De le faire à quelqu’un qui n’est plus là faisait resurgir le passé et permettait d’ancrer le documentaire dans le temps. Ça me semblait plus juste, en tout cas ça fonctionnait. J’avais un interlocuteur pour raconter cette histoire, et je pouvais découvrir cette histoire avec elle, l’histoire de ce pays qu’elle ne connaissait pas, et moi non plus.

Vous entremêlez d’ailleurs les photos d’archives de vos parents avec celles de l’Algérie et de la colonisation.

Karim Aïnouz : Oui, j’étais assez surpris d’être aussi ignorant de cette histoire. Je crois que c’est surtout un film sur l’ignorance de la colonisation. Et je voulais montrer ce qui avait fait que mon père était parti aux États-Unis. C’était donc très important pour moi en rentrant du voyage de retrouver les images qui racontaient ce qu’était ce pays. J’ai d’abord beaucoup trouvé d’images d’archive dans les musées militaires français, mais c’était évidemment des images très colonialistes. C’est en trouvant des archives en Tchéquie et dans d’autres pays “non alignés” que j’ai pu les intégrer au film et les confronter à la matière brute du documentaire. Le film s’en est profondément modifié.

C’est presque devenu une mission pour moi de mettre au jour des histoires qui ont été éclipsées.

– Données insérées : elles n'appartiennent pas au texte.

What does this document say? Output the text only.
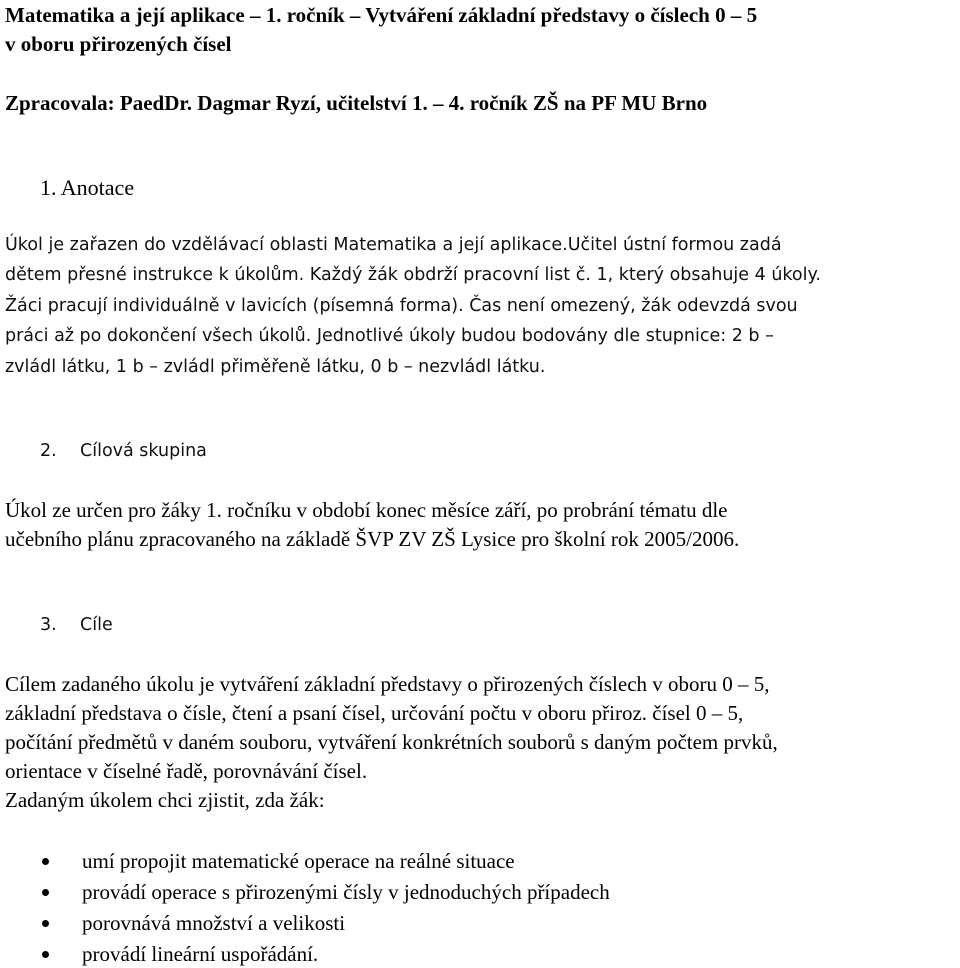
Matematika a její aplikace – 1. ročník – Vytváření základní představy o číslech 0 – 5
v oboru přirozených čísel
Zpracovala: PaedDr. Dagmar Ryzí, učitelství 1. – 4. ročník ZŠ na PF MU Brno
1. Anotace
Úkol je zařazen do vzdělávací oblasti Matematika a její aplikace.Učitel ústní formou zadá
dětem přesné instrukce k úkolům. Každý žák obdrží pracovní list č. 1, který obsahuje 4 úkoly.
Žáci pracují individuálně v lavicích (písemná forma). Čas není omezený, žák odevzdá svou
práci až po dokončení všech úkolů. Jednotlivé úkoly budou bodovány dle stupnice: 2 b –
zvládl látku, 1 b – zvládl přiměřeně látku, 0 b – nezvládl látku.
2. Cílová skupina
Úkol ze určen pro žáky 1. ročníku v období konec měsíce září, po probrání tématu dle
učebního plánu zpracovaného na základě ŠVP ZV ZŠ Lysice pro školní rok 2005/2006.
3. Cíle
Cílem zadaného úkolu je vytváření základní představy o přirozených číslech v oboru 0 – 5,
základní představa o čísle, čtení a psaní čísel, určování počtu v oboru přiroz. čísel 0 – 5,
počítání předmětů v daném souboru, vytváření konkrétních souborů s daným počtem prvků,
orientace v číselné řadě, porovnávání čísel.
Zadaným úkolem chci zjistit, zda žák:
umí propojit matematické operace na reálné situace
provádí operace s přirozenými čísly v jednoduchých případech
porovnává množství a velikosti
provádí lineární uspořádání.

Je suis de plus en plus intéressé par donner un visage à un passé qui n’a pas de visage.

Karim Aïnouz

C’est un documentaire construit comme un rêve comme vos fictions comme Le Jeu de la Reine ou La Vie invisible d’Euridice

Jude Law et Alice Vikander dans Le Jeu de la Reine de Karim Aïnouz.

Oui, Le Jeu de la reine, c’est une histoire très distante mais c’est l’histoire d’un pouvoir colonial avant l’heure. Euridice aussi. C’est de plus en plus important pour moi de mettre au jour des histoires qui ont été éclipsées. C’est presque comme si j’avais une mission de raconter des histoires qui ont été occultées. Je suis de plus en plus intéressé par donner un visage à un passé qui n’a pas de visage. Dans Le Jeu de la reine, il était capital pour moi de faire exister cette femme dont on a très peu parlé.

Vous imaginez la création du monde selon la mythologie kabyle, vos films, même historiques, sont toujours habités par l’invention visuelle.

Oui, je suis un vrai enfant du métissage dans tous les sens du mot et j’ai commencé à faire des images à partir du cinéma expérimental américain des années 70. Dans les films de fiction, qu’ils soient chers ou pas, il y a toujours beaucoup d’enjeux. J’ai vraiment abordé Marin des montagnes comme un moment de liberté. C’est un espace poétique où j’ai tiré tous les tiroirs que j’avais ouverts, même s’il reste narratif. Pour moi, c’est vraiment mon film le plus mature qui rejoint toutes mes influences. C’est comme si j’avais entendu toutes ces années-là pour faire ce film de façon complètement libre.

Vous ne vous êtes jamais senti vraiment libre de faire du cinéma ?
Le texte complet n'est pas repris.